An unprecedented war of words has broken out between Greece's outgoing government, the Parliament chief and the President over early elections likely to be held on September 20.
The government of Prime Minister Alexis Tsipras has accused parliamentary speaker Zoe Constantopoulou of "behaving like a dictator" after she branded the early election procedure "undemocratic and unconstitutional."
Tspiras resigned on Thursday, going on the offensive to defend the tough terms he accepted in the 86-billion-euro ($96 billion) rescue package which had triggered a rebellion in his radical-left Syriza party.
The mutiny scuppered his parliamentary majority and last week 25 of the rebels broke away to form a rival group called Popular Unity.
The head of state, President Prokopis Pavlopoulos, is expected to name a caretaker government on August 28.
Under the constitution, Pavlopoulos is obliged to invite the largest opposition parties to attempt to form a government before formally setting a date for elections.
The conservative New Democracy party was on Friday given a three-day exploratory mandate.
The breakaway Syriza rebels will be next in line on Monday.

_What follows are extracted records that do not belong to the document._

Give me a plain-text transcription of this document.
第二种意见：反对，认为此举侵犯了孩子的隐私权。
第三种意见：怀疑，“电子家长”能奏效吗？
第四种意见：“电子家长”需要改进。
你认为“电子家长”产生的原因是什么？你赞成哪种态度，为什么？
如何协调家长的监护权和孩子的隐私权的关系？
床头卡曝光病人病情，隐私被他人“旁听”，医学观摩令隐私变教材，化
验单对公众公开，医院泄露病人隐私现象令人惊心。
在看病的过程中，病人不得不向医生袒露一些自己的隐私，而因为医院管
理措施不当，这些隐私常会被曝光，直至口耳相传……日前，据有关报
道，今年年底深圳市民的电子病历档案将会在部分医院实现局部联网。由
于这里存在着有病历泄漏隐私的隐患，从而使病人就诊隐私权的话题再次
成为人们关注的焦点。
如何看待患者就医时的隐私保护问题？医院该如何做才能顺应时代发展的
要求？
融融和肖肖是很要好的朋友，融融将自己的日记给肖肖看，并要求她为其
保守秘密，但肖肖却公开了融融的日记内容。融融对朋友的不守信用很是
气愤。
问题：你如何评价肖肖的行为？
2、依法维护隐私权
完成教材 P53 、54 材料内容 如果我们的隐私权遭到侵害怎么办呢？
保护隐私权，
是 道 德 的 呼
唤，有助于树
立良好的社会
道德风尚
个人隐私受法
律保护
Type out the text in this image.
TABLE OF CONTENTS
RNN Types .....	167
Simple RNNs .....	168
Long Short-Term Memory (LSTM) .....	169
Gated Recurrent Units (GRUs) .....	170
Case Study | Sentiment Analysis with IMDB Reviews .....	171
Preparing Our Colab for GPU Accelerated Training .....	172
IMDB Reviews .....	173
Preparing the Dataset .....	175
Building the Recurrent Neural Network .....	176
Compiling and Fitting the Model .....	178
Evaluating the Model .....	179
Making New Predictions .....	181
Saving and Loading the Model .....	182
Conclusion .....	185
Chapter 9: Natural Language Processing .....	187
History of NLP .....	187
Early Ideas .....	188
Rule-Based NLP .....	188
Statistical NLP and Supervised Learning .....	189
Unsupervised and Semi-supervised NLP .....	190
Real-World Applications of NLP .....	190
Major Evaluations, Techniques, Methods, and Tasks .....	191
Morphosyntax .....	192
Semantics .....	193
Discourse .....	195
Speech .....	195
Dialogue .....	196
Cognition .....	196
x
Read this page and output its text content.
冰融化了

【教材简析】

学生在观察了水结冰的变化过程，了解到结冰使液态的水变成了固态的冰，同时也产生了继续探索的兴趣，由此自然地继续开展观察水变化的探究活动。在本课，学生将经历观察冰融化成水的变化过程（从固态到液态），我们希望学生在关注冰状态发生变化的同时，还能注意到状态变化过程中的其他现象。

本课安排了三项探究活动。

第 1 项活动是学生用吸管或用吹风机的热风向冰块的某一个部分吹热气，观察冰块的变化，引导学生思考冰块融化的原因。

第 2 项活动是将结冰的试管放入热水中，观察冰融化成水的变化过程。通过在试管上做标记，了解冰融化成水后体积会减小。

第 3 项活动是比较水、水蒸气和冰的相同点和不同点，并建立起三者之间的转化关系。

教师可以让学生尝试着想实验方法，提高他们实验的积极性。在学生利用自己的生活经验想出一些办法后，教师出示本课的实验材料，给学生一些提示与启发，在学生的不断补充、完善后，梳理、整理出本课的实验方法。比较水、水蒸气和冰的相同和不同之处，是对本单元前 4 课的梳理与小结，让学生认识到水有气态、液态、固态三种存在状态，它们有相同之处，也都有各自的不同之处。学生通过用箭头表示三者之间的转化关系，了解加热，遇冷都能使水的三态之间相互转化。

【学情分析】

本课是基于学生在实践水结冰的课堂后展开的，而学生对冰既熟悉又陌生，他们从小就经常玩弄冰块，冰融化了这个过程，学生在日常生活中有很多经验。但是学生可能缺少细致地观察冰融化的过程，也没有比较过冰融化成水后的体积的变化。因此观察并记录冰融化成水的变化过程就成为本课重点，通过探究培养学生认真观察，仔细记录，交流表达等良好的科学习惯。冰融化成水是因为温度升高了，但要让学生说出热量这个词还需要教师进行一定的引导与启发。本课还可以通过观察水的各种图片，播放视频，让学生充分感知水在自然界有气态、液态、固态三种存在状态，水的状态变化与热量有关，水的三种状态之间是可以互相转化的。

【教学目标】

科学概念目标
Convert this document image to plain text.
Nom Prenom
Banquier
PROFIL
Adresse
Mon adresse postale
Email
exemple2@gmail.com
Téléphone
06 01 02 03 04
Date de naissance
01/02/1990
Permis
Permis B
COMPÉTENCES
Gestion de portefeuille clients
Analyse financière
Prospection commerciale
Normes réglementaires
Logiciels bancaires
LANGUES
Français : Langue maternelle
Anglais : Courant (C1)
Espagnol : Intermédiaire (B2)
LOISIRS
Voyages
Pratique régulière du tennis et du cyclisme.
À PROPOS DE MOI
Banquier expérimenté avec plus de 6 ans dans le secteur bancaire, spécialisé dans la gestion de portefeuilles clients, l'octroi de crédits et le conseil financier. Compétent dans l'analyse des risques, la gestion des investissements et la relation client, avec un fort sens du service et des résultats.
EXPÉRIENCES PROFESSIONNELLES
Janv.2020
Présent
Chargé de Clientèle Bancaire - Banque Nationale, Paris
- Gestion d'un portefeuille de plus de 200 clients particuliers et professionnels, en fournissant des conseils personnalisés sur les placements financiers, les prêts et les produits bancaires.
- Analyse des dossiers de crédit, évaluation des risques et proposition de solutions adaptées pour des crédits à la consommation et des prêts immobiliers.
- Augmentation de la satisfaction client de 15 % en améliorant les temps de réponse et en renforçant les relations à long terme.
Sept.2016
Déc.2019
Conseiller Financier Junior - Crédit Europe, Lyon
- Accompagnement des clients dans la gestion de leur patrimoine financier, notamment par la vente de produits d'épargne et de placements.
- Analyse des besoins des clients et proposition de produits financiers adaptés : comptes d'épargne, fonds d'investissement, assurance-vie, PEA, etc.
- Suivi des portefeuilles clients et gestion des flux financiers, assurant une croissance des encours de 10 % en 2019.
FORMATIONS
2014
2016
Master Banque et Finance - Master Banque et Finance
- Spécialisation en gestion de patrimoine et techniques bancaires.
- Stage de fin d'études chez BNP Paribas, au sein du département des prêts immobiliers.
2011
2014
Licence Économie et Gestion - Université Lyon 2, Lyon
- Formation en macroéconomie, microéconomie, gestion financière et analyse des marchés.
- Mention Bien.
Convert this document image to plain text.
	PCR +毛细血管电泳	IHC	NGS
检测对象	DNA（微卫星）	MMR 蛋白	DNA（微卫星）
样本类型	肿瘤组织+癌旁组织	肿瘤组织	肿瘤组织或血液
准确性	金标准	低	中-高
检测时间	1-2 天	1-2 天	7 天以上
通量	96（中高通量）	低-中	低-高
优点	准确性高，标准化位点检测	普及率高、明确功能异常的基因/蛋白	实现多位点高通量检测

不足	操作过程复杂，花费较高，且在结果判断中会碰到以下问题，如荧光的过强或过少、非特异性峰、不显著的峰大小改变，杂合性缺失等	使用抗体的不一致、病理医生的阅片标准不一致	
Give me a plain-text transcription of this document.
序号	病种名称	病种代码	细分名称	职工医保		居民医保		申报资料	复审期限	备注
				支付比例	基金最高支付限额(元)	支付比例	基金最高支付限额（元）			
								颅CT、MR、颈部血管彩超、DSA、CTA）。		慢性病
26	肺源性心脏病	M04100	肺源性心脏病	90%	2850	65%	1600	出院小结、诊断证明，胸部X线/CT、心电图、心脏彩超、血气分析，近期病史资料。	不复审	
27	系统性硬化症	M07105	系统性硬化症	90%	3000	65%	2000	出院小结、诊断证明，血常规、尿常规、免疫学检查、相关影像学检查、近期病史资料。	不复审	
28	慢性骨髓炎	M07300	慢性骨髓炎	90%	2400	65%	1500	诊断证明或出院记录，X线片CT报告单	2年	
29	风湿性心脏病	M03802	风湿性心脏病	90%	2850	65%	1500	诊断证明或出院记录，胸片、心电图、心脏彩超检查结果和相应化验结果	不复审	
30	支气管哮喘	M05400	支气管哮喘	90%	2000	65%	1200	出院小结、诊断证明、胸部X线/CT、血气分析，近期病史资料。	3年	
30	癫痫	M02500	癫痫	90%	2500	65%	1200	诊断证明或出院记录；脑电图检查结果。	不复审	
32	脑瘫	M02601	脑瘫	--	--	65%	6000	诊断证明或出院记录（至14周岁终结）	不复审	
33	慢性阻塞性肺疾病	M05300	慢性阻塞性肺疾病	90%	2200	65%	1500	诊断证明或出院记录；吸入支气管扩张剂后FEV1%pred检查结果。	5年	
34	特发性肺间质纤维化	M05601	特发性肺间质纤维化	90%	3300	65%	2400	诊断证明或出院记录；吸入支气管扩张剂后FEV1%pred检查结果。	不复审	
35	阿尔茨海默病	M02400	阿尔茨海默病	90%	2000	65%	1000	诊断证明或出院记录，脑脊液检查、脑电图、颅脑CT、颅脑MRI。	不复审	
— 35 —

The procedure has no chance of success, as neither group can muster enough lawmakers for a parliamentary majority in the 300-seat chamber.
But Constantopoulou has accused the president of breaking the rules by skipping a parliamentary technicality in order to hasten the procedure.
Late on Saturday, the president responded by dismissing her arguments as "legally baseless".
Constantopoulou, whose father was a former head of Syriza, vehemently opposed the third EU bailout Tsipras signed on July 13 and repeatedly sought to frustrate its ratification through stalling tactics.
As a result, three successive parliamentary votes on the bailout were held overnight, and were concluded narrowly before deadlines set by Greece's creditors expired.